- Mercury is one of the most concerning chemicals affecting public health and the environment. The chemical can enter local watersheds and poison flora and fauna, while leaving humans with memory loss, seizures, vomiting and lung damage, among other problems.
- A recent study found that data collection for mercury use is so inconsistent that it can’t be relied on for understanding trends in artisanal and small-scale mining.
- The UN Minamata Convention on Mercury, which went into effect in 2017, requires countries to collect data on mercury use but doesn’t say how that data should be collected, resulting in inconsistencies between countries.
Around 15 million people across the globe are working at artisanal and small-scale gold mining sites, nearly a third of them women and children. Instead of operating advanced equipment supplied by formal mining companies subject to government oversight, they use basic tools, bulldozers and unregulated chemicals.
In many cases, miners vaporize mercury to separate gold from the soil, a process known as amalgamation. While it can be faster than other methods, the process also leads to serious environmental and public health consequences. Mercury is known to lead to memory loss, seizures, vomiting and lung damage, among other problems.
The World Health Organization considers mercury to be one of the top-ten chemicals of public health concern. Yet regulations on its use are still relatively new. The UN Minamata Convention on Mercury only went into force in 2017, an attempt by the international community to collaborate on mitigating mercury use. Nearly 140 countries have signed onto the treaty, with the UN saying that 84% of them have submitted some update on improved mercury regulation policy.

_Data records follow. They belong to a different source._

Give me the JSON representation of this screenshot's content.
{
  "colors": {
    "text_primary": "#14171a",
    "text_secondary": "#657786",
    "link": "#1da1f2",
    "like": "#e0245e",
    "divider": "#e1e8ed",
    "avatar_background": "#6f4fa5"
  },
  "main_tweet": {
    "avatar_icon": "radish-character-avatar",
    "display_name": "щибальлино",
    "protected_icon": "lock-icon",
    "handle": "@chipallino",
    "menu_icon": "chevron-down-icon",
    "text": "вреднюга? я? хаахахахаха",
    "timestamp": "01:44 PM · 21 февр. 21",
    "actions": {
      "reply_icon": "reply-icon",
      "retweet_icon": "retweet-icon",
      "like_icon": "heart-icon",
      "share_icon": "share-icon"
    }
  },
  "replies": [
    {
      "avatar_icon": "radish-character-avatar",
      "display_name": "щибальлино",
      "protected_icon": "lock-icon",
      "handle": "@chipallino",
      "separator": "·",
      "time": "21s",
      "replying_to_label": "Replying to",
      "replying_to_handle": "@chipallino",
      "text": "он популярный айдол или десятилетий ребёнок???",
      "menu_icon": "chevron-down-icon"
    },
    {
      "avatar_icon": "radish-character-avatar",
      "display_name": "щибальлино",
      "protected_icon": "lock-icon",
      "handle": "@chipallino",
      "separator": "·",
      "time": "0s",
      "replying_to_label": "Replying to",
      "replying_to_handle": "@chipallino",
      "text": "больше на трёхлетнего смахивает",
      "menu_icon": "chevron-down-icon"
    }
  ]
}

But their efforts in artisanal and small-scale gold mining appear to be flawed, a March study in Environmental Science & Policy found. And the progress being made to limit mercury use in mining is either misrepresented or just too inconsistent to reach a conclusion about.
“We realized that there were a lot of differences with these mercury estimates and how they were developed,” said Michelle Schwartz, the study’s lead author and engineer at environmental consulting firm Tanaq Environmental. “But we also realized that there was a significant amount of uncertainty with the estimates. The big challenge with this uncertainty is how it was going to affect policymaking.”

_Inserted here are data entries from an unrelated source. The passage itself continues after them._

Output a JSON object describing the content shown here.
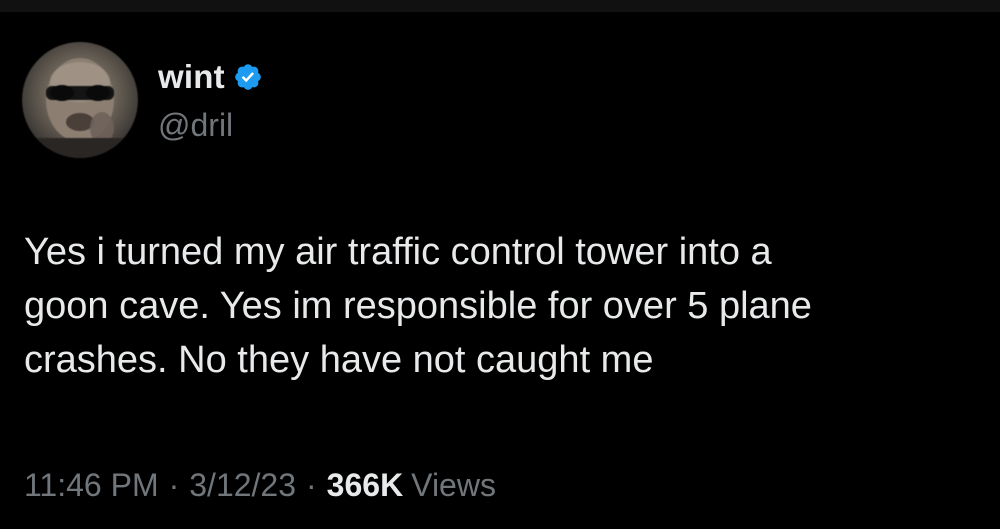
{
  "author": {
    "display_name": "wint",
    "handle": "@dril",
    "verified": true,
    "avatar_icon": "blurred-face-avatar"
  },
  "tweet": {
    "text": "Yes i turned my air traffic control tower into a\ngoon cave. Yes im responsible for over 5 plane\ncrashes. No they have not caught me"
  },
  "meta": {
    "time": "11:46 PM",
    "separator": "·",
    "date": "3/12/23",
    "views_count": "366K",
    "views_label": "Views"
  },
  "colors": {
    "background": "#000000",
    "primary_text": "#e7e9ea",
    "secondary_text": "#71767b",
    "verified_blue": "#1d9bf0"
  }
}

Schwartz and other researchers analyzed the national action plans from 25 countries signed onto the Minamata Convention. One of the biggest issues with the plans was inconsistent and unreliable data gathering, Schwartz said. In order to estimate how much mercury is being used, countries conduct workshops, visit mine sites or interview key stakeholders like gold and jewelry buyers. There’s nothing in the Minamata Convention that states which approach is best or even, for example, how many mine site visits or interviews need to be conducted to create an accurate estimate.
Some countries relied on “emission factors” rather than on collecting hard data, a mathematical formula that assumes a certain amount of mercury is being used per mine site.
Not only is all of this data potentially incomplete, the study said, but it’s also too inconsistent to compare country to country, making it nearly impossible to know which policies are working and where.
“If countries don’t understand what the biggest contributors to mercury emissions are, how are they supposed to put a plan together in order to attack that?,” co-author Kathleen Smits, a professor of global development at Southern Methodist University, said. “It’s a little too much window dressing and not data-driven enough to be able to actually make a measurable impact.”
There also isn’t a penalty for countries who turn in data collected with methods that aren’t sufficiently rigorous. Instead, the Minamata Convention only lays out possible approaches to data collection.
“There’s no teeth to what it’s suggesting,” Smits said.
At the same time, the convention is intentionally designed that way so countries can do what works for them without being alienated from participating. The UN Environment Program, which oversees the Minamata Convention, didn’t respond to a request for comment for this story.
Indigenous groups in Brazil and Venezuela can no longer drink the water they could twenty years ago due to mercury pollution, Mongabay previously reported. And around 70% of miners in Cameroon have shown signs of mercury poisoning, including high levels of the chemical in tests on their hair.
Miners tend to recognize that inhaling fumes from vaporized mercury can be dangerous for their health and the environment. But they often ignore the longer-term effects that mercury can have when it enters the local ecosystem, climbing up the food chain through fish and other animals consumed by humans.
Miners also continue to use mercury because it’s the only way they’ve been trained, researchers said. There’s also a misconception that using other, cleaner extraction methods won’t produce the yields that mercury does. At the same time, residents who have been working in the area for decades can help policymakers develop solutions that work for everyone, such as safely using cyanide instead of mercury.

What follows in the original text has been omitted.